Source code for XLEMOO.tree_interpreter

from tkinter.tix import Tree
import numpy as np
import sklearn

from typing import TypedDict, List, Tuple


[docs]class TreePath(TypedDict):
    """A custom type describing a typed dictionary to store tree paths.

    Args:
        rules (List): A list with each entry containing three elements:
            1. feature index (int); 2. comparison operator (str), either 'gte' (greater or equal) or 'lt' (less than);
            3. threshold value (float).
        samples (int): The number of samples that reached the endpoint of the path.
        impurity (float): Impurity of the last node of the path.
        classification (int): The final classification predicted by the path.

    """

    rules: List
    samples: int
    impurity: float
    classification: int


[docs]def find_all_paths(tree: "sklearn.tree") -> List[TreePath]:
    """
    Find and return all decision paths of a decision tree.
    Currently supports only decision trees in the style present in the sklearn package.

    Args:
        tree (sklearn.tree): A trained decision tree.

    Returns:
        List[TreePath]: A list of all the paths of the decision tree.

    """
    paths: List[TreePath] = []

    def traverse_tree(tree: "sklearn.tree", rules: list, node_id: int) -> None:
        """A recursive function to traverse a tree and find each of the tree's paths.
        Saves the path in a list names 'paths' (this list must be come from an outside scope of the function.)

        Args:
            tree (sklearn.tree): a trained decision tree.
            rules (list): the rules-entry of a TreePath.
            node_id (int): the node id of the currently traversed node.

        """
        # check if current node is a leaf, if true, do not recurse
        if tree.tree_.children_left[node_id] == tree.tree_.children_right[node_id]:
            # find classificaiton
            classification = tree.classes_[np.argmax(tree.tree_.value[node_id])]
            entry = {}
            entry["rules"] = rules
            entry["samples"] = tree.tree_.weighted_n_node_samples[node_id]
            entry["impurity"] = tree.tree_.impurity[node_id]
            entry["classification"] = classification

            entry: TreePath = entry
            paths.append(entry)

        # is root? if root, then new path begins
        elif node_id == 0:
            threshold = tree.tree_.threshold[node_id]
            feature = tree.tree_.feature[node_id]
            rule_left = [feature, "lte", threshold]
            rule_right = [feature, "gt", threshold]

            left_id = tree.tree_.children_left[node_id]
            right_id = tree.tree_.children_right[node_id]

            # go left and right
            left_rules = [rule_left]
            right_rules = [rule_right]

            traverse_tree(tree, left_rules, left_id)
            traverse_tree(tree, right_rules, right_id)

        # we have a node
        else:
            threshold = tree.tree_.threshold[node_id]
            feature = tree.tree_.feature[node_id]
            rule_left = [feature, "lte", threshold]
            rule_right = [feature, "gt", threshold]

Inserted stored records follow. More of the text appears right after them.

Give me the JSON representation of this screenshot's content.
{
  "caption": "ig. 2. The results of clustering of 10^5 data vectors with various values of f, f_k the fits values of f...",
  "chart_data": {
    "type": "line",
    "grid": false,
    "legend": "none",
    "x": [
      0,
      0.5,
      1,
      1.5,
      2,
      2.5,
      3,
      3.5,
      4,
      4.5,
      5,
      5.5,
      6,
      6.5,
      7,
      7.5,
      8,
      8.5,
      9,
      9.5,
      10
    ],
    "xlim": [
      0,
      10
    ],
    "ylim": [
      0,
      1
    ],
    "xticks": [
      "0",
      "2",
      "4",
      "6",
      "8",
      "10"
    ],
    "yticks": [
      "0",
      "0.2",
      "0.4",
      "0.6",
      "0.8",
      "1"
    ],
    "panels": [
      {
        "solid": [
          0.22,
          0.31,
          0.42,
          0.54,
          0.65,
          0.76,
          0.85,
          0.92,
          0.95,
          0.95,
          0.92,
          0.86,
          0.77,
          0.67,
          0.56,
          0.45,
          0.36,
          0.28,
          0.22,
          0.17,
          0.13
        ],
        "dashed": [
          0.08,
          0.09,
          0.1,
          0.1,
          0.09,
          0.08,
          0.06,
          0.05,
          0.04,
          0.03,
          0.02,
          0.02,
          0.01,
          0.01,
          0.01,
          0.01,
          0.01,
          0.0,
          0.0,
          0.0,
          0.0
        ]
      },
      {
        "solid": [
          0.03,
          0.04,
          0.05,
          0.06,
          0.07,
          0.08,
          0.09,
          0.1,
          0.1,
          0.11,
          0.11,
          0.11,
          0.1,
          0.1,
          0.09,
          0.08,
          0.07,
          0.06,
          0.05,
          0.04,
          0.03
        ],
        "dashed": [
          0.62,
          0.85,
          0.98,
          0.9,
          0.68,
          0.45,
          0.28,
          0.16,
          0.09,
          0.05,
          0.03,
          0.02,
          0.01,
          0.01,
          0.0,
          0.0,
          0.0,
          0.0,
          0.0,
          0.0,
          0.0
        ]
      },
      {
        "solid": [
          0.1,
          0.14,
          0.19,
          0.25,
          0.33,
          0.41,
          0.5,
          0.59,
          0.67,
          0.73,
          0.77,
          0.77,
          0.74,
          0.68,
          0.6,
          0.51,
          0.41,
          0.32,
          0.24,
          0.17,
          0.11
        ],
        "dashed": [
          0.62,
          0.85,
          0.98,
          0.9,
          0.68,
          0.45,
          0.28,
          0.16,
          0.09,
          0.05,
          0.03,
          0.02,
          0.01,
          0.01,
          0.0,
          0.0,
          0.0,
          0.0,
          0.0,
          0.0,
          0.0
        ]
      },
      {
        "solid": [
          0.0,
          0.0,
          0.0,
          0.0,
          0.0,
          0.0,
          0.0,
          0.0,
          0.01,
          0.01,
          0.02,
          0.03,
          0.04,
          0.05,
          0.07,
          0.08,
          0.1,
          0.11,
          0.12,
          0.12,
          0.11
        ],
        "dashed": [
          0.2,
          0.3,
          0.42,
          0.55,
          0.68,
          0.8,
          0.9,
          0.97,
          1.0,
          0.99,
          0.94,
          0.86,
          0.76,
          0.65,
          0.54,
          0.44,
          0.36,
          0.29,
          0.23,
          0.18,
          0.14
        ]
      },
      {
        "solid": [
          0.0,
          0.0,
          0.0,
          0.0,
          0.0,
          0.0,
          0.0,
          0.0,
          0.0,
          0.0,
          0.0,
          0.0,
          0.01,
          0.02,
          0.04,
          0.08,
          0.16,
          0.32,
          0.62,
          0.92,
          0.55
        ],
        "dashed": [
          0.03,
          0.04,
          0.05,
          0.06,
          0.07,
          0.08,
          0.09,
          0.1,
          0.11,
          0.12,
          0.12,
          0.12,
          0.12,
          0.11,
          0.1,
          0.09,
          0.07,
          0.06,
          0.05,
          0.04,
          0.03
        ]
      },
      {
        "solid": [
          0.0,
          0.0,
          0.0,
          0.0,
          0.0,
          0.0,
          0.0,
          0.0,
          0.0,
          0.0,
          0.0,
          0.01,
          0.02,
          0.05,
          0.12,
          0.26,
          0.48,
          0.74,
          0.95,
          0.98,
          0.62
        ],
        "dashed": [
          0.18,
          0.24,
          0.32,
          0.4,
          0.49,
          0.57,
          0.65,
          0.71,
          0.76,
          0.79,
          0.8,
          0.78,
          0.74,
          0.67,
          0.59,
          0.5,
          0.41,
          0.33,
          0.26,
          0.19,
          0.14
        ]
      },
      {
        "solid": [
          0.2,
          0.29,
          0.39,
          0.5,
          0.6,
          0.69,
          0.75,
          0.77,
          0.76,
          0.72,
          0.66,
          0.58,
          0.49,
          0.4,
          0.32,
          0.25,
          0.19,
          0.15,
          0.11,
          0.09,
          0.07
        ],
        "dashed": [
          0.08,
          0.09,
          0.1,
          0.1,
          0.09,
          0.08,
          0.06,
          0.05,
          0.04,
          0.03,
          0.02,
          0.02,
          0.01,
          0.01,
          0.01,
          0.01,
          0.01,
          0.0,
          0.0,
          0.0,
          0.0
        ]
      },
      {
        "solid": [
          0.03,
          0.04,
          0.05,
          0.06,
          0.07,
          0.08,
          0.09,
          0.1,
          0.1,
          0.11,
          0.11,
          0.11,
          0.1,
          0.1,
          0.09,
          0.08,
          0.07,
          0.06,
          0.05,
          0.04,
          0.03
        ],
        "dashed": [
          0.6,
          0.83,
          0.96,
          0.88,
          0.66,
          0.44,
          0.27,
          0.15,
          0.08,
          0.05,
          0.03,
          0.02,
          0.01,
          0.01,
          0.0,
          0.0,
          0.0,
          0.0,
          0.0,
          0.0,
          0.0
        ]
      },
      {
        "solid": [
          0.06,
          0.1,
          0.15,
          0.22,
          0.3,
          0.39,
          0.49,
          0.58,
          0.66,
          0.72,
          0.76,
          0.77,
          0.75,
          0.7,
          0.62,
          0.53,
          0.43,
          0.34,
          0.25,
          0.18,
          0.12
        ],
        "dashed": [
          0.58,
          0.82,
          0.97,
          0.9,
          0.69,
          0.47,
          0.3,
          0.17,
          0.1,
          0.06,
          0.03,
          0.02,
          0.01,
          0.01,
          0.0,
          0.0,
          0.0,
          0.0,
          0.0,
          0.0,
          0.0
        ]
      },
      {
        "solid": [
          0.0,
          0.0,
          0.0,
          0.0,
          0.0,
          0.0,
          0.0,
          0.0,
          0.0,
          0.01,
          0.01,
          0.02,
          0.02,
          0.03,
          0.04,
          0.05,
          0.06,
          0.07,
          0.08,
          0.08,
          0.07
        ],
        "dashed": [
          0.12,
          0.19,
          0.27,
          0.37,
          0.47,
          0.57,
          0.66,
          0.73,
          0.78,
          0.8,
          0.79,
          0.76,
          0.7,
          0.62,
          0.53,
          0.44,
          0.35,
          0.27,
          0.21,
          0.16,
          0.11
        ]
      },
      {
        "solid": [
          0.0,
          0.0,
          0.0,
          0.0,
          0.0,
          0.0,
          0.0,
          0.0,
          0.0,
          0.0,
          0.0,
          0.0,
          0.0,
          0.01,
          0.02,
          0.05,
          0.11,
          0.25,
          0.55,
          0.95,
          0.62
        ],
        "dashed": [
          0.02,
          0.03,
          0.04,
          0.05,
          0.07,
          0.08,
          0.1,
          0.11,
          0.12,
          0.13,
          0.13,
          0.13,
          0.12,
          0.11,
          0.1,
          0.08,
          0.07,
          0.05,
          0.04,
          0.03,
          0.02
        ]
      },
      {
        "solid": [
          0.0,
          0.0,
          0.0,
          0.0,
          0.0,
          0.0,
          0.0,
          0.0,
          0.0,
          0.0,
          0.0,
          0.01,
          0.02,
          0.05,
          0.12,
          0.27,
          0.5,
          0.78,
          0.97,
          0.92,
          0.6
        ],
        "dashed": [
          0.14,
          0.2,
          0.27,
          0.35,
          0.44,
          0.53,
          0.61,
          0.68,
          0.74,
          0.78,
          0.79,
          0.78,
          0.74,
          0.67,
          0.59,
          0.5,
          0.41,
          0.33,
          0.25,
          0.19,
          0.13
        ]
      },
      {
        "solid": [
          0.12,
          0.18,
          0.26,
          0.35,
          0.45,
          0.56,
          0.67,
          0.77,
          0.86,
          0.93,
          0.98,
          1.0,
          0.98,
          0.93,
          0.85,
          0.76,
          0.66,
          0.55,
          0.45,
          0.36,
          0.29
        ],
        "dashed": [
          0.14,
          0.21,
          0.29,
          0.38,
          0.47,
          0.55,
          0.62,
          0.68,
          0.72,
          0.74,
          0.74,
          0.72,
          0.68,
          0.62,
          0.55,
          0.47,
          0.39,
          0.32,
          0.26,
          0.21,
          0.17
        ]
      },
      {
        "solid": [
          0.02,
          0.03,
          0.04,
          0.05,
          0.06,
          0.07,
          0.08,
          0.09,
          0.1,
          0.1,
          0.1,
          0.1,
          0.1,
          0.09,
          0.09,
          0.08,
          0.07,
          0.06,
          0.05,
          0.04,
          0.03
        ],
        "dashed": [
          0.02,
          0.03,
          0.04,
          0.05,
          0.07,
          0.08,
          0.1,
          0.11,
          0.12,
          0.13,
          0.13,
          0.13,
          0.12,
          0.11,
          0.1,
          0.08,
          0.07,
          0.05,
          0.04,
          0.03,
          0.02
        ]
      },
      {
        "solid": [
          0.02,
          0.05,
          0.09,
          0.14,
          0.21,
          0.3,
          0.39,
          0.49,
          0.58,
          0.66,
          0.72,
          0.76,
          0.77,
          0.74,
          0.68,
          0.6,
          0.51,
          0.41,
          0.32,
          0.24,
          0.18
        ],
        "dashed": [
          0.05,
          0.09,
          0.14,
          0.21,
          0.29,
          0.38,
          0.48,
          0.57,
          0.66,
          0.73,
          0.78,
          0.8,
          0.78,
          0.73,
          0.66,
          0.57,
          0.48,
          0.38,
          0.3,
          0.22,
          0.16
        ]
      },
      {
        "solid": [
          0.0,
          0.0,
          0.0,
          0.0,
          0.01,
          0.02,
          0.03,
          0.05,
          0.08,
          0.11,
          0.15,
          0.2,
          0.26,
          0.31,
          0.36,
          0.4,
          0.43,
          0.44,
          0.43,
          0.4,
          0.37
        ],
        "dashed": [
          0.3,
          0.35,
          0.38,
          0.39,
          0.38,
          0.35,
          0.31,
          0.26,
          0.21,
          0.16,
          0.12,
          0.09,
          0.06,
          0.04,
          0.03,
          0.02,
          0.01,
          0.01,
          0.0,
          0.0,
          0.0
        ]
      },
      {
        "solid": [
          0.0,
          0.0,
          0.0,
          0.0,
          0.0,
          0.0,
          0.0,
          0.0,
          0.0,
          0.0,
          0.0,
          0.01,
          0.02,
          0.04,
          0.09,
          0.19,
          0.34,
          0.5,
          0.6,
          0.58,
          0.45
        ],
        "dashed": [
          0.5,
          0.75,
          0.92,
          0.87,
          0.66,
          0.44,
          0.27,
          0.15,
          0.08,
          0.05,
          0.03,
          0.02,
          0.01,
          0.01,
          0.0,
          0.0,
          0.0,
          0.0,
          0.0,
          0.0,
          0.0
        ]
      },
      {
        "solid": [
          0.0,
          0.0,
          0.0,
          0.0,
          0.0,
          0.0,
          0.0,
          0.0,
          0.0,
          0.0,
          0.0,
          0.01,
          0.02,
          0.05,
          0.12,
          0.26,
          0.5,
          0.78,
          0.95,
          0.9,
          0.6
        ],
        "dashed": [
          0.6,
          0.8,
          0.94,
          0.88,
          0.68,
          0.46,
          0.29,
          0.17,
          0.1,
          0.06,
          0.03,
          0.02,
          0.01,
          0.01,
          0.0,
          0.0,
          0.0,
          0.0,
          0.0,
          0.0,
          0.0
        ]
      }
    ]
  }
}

            left_id = tree.tree_.children_left[node_id]
            right_id = tree.tree_.children_right[node_id]

            left_rules = rules + [rule_left]
            right_rules = rules + [rule_right]

            traverse_tree(tree, left_rules, left_id)
            traverse_tree(tree, right_rules, right_id)

    traverse_tree(tree, [], 0)

    return paths


[docs]def instantiate_tree_rules(
    paths: List[TreePath],
    n_features: int,
    feature_limits: List[Tuple[float, float]],
    n_samples: int,
    desired_classification: int,
) -> np.ndarray:
    """Given a list of TreePaths, instantiates a number of new samples that adhere to the rules and results in a
    specified classification if classified by a tree from which the TreePaths have been generated.

    Args:
        paths (List[TreePath]): see description in the docstring of 'find_all_paths'
        n_features (int): number of input features.
        feature_limits (List[Tuple[float, float]]): the lower and upper limits of each input feature.
        n_samples (int): number of new samples to be instantiated for each path.
        desired_classification (int): the classification each considered path should end up to.

    Returns:
        np.ndarray: a 3D numpy array. The first dimension is the number of paths
        in paths that result in the desired classification. The second
        dimension if the number of desired samples. The third dimension are
        the instantiated feature values. If no rule has been specified in a
        path for some feature, that feature's value is set to be a random
        value residing between its limits.

    """
    # find out how many of the paths have the desired classification
    n_matching_paths = sum(
        [1 if p["classification"] == desired_classification else 0 for p in paths]
    )

    if n_matching_paths == 0:
        # no paths found with desired classification, return empty array
        return np.atleast_3d([])

    # for each path, create an array with n_features and set each element according to the bounds
    limits = np.array(feature_limits)
    instantiated = np.atleast_3d(
        np.random.uniform(
            limits[:, 0], limits[:, 1], (n_matching_paths, n_samples, n_features)
        )
    )

    # for each path with the desired classification, start populating an array of NaN with attributes according to the rules
    path_i = 0
    for p in paths:
        if p["classification"] == desired_classification:
            for rule in p["rules"]:
                # features are 1-indexed, henche, -1
                feature = rule[0]
                comp = rule[1]
                threshold = rule[2]

                # set the attributes according to the rule and according to the feature limits
                instantiated[path_i, :, feature] = (
                    np.random.uniform(threshold, feature_limits[feature][1], n_samples)
                    if comp == "gt"
                    else np.random.uniform(
                        feature_limits[feature][0], threshold, n_samples
                    )
                )

            path_i += 1

    # return the as many arrays required by n_samples
    return instantiated